Anlaufstelle Süd (Halle), 21.09.2010

Mobile Opferberatung fordert Landesregierung auf, die offizielle Zahl der Todesopfer rechter Gewalt im Land von vier auf 12 zu korrigieren

Mindestens 137 Menschen haben seit 1990 durch politisch rechts motivierte Gewalttaten in Deutschland ihr Leben verloren, wie aktuelle Recherchen von Tagesspiegel und ZEIT belegen (siehe zeit.de: Todesopfer rechter Gewalt). Darunter befinden sich auch 12 Todesopfer aus Sachsen-Anhalt, zum Beispiel der 23-jährige Matthias Lüders, der im April 1993 an den Folgen eines Überfalls von 40 rechten Skinheads auf eine Diskothek in Obhausen (Saalekreis) starb; der 60-jährige Helmut Sackers, der im April 2000 in Halberstadt (Harz) von einem Neonazi im Treppenhaus erstochen wurde, nachdem er wegen des lauten Abspielens von Nazimusik die Polizei gerufen hatte oder der 20-jährige Rick Langenstein, der im August 2008 vor einer Diskothek in Magdeburg von einem Neonazi mit Schlägen und Tritten tödlich misshandelt wurde.

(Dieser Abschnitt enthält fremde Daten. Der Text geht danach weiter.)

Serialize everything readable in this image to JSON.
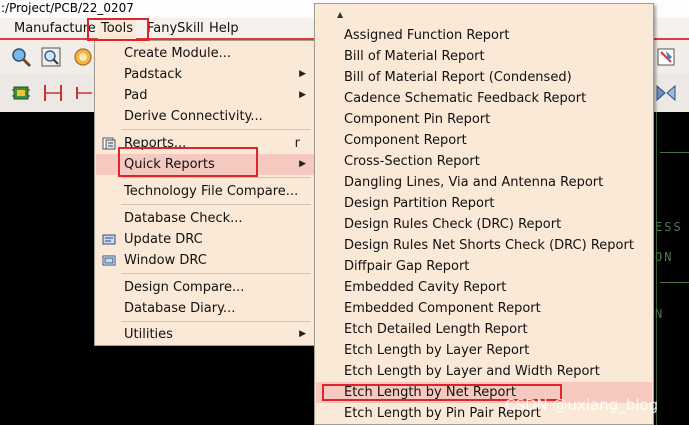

Die Dokumentation der Journalist_innen vom vergangenen Donnerstag belegt auch die besondere Gefährdung oftmals ohnehin diskriminierter und benachteiligter Bevölkungsgruppen: Wohnungslose und sozial Randständige wie der 43-jährige Wohnungslose Eberhart Tennstedt, der im April 1994 von drei Rechten in Quedlinburg (Harz) mit einer Gaspistole in einen Fluss getrieben wurde und ertrank oder der geistig behinderte 37-jährige Hans-Werner Gärtner aus Löbejün (Saalekreis), der im Oktober 1999 von einem rechten Trio zu Tode gequält wurde; Punks wie der 23-jährige Thorsten Lamprecht, der im Mai 1992 bei einem Überfall von etwa 60 rechten Skinheads auf eine Punkerparty in dem Magdeburger Lokal “Elbterrassen” mit einem Baseballschläger getötet wurde und Migrant_innen wie der 39-jährige Alberto Adriano, der im Juni 2000 von drei Neonazis im Dessauer Stadtpark so schwer misshandelt wurde, dass er drei Tage später starb.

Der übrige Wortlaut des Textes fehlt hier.